Questioni di plastica
Maria Rita D’Orsogna e Marco Astorri fanno il punto sulla plastica… un’altra plastica è possibile
Finita l’era del petrolio, Exxon e Shell investono nella maggior produzione di plastica – Maria Rita D’Orsogna
Non sono mica scemi quelli dell’oil and gas.
Il prezzo del petrolio non e’ piu’ lo stesso di qualche anno fa, il mondo capisce che occorre passare al sole e al vento per la generazione di energia elettrica, il mercato delle automobili del futuro e’ rinnovabile e non fossile, l’astio verso big oil e’ planetario.
Il loro modello di business, e lo sanno anche loro, e’ destinato al fallimento.
E quindi devono invenatarsi un modo per andare avanti con il loro business.
Uno penserebbe: va bene, si ri-inventeranno come ditte fornitrici di energia solare, o eolico, o penseranno a come creare batterie, auto ad idrogeno o qualsiasi altra cosa che sia green.
E invece no.
E invece… invece decidono di investire nella plastica.
Cioe’ vogliono che aumenti la produzione e il consumo di plastica a livello mondiale in modo da sopperire alle perdite collegate al declino del prezzo e del consumo del petrolio e derivati.

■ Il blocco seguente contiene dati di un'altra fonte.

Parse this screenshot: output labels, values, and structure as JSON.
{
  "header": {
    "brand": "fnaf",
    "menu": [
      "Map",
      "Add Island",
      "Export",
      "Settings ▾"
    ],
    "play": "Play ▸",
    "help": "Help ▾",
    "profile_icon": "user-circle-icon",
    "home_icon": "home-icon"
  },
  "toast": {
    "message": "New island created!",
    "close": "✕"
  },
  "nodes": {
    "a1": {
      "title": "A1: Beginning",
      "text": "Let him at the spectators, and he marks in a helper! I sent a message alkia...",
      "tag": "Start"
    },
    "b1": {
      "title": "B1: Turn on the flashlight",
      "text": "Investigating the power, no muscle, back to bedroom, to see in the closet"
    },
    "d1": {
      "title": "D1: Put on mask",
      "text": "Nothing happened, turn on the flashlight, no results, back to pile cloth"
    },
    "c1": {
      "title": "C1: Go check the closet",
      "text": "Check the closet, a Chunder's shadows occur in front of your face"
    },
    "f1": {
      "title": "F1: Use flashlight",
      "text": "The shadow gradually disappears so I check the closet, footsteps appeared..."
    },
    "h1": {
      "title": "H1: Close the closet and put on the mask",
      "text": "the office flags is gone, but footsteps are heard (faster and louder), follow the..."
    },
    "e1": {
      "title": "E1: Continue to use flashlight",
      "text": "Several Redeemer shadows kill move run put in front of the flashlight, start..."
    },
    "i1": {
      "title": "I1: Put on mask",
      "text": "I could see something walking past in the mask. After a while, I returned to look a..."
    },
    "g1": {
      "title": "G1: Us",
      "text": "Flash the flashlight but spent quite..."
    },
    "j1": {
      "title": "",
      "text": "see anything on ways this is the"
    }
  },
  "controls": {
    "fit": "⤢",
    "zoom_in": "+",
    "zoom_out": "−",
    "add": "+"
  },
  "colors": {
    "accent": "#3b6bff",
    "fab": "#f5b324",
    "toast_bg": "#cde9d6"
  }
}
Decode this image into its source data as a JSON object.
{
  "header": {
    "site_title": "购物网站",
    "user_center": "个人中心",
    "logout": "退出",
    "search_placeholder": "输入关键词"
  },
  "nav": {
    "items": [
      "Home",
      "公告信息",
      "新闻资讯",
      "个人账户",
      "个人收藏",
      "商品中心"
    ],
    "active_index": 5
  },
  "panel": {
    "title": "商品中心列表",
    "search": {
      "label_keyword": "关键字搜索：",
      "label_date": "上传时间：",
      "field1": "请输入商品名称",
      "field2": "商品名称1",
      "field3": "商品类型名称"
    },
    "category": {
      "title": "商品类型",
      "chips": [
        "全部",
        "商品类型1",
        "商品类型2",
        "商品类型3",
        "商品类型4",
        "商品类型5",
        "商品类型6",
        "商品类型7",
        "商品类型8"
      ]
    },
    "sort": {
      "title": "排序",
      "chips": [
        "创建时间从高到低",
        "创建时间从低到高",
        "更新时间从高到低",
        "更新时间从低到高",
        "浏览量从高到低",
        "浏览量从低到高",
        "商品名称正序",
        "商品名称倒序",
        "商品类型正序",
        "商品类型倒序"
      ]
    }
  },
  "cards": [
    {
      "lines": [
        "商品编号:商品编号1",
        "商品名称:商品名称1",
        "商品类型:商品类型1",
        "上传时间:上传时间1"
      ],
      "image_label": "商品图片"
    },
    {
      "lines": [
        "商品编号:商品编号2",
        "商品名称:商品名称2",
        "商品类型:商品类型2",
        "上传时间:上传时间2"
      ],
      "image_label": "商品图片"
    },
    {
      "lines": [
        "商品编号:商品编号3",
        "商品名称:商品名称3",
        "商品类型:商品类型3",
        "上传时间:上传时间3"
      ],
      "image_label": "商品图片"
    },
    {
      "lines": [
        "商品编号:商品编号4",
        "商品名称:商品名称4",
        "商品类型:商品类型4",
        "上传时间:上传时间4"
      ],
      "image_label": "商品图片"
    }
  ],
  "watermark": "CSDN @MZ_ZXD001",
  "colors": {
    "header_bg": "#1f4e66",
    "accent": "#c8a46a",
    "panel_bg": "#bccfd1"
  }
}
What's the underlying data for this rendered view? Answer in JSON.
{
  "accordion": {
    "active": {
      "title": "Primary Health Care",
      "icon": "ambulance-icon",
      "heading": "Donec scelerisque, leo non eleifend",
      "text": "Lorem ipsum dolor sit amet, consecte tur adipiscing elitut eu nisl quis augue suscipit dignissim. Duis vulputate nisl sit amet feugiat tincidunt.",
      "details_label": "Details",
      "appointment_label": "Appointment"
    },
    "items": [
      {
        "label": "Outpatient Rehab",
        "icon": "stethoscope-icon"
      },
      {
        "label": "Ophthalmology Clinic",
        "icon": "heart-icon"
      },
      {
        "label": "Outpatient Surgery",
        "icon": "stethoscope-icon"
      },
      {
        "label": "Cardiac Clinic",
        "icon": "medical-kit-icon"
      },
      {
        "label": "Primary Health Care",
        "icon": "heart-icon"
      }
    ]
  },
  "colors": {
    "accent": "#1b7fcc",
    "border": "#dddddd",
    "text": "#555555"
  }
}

Ovviamente questo non fara’ altro che aumentare l’inquinamento da plastica nel pianeta, dall’Artico all’Amazzonia. E proprio nel momento in cui ci si rende conto che occorre diminuire la produzione di plastica nel mondo.
Tutto questo arriva da uno dei piu’ grandi consorzi di produzione di plastica nel mondo: la American Chemistry Council. Confermano infatti che la Exxon e la Shell hanno deciso di investire ben $180 miliardi di dollari — leggi 180 mila milioni di dollari – per la produzione di plastica con l’obiettivo di aumentarne la circolazione del 40%.
Sono cifre enormi.
La tendenza non e’ nuovissima, nel senso che le petrolditte negli scorsi anni di declino di introit da prodotti petroliferi e di costi della materia prima, hanno creato circa 300 nuove societa’ di plastica.
Ma adesso hanno messo la quinta e partono alla grande.
Fanno di tutto per aggrapparsi al passato e per non dover mettere in discussione il loro modello economico.
In questo momento i petrolieri producono il 99% della plastica che circola a livello mondiale, e questo solo per capire l’intimo legame che sussiste fra petrolio e plastica
E come per il tabacco e il tumore, come per il petrolio e i cambiamenti climatici, l’evidenza e’ schiacciante.
E lo sanno anche loro.
Gia’ degli anni ’70 i produttori di plastica (leggi i petrolieri) sapevano che i loro prodotti stavano inquinando mari, isole, fiumi e prati e hanno fatto finta di niente, investendo e facendo pressioni affinche’ non ci fossero leggi e sensibilizzaizone a contenere la plastica prodotta.
Appunto come tabacco e come petrolio. Esattamente lo stesso modello. E adesso cercano di continuare avanti, visto che la sensibilizzazione sul tema plastica non e’ ancora arrivata a livelli cosi forti come per tabacco e petrolio. Cioe’ cercano di spremere finche’ possono.
La produzione di plastica e’ invece fuori da ogni limite. Non se ne parla tanto, ma negli scorsi dieci anni abbiamo prodotto piu’ plastica che nei precedenti cento anni e milioni e milioni di tonnellate finiscono nei nostri mari, per quanto ci si sforzi di reciclare o di riusare.
E siccome la plastica non e’ biodegradabile, almeno nel tempo normale delle nostre vite e per le generazioni immediate, ci stiamo dirigendo verso uno stato di inquinamento irreversibile.
Dall’Oceano Pacifico, all’Artico, da Citarum in Indonesia alle isole Marshall la plastica e’ dappertutto, e non ce ne serve altra a soffocare altri uccelli, altri pesci, altre vite.
Quante altre cose migliori si possono fare con $180 miliardi di dollari?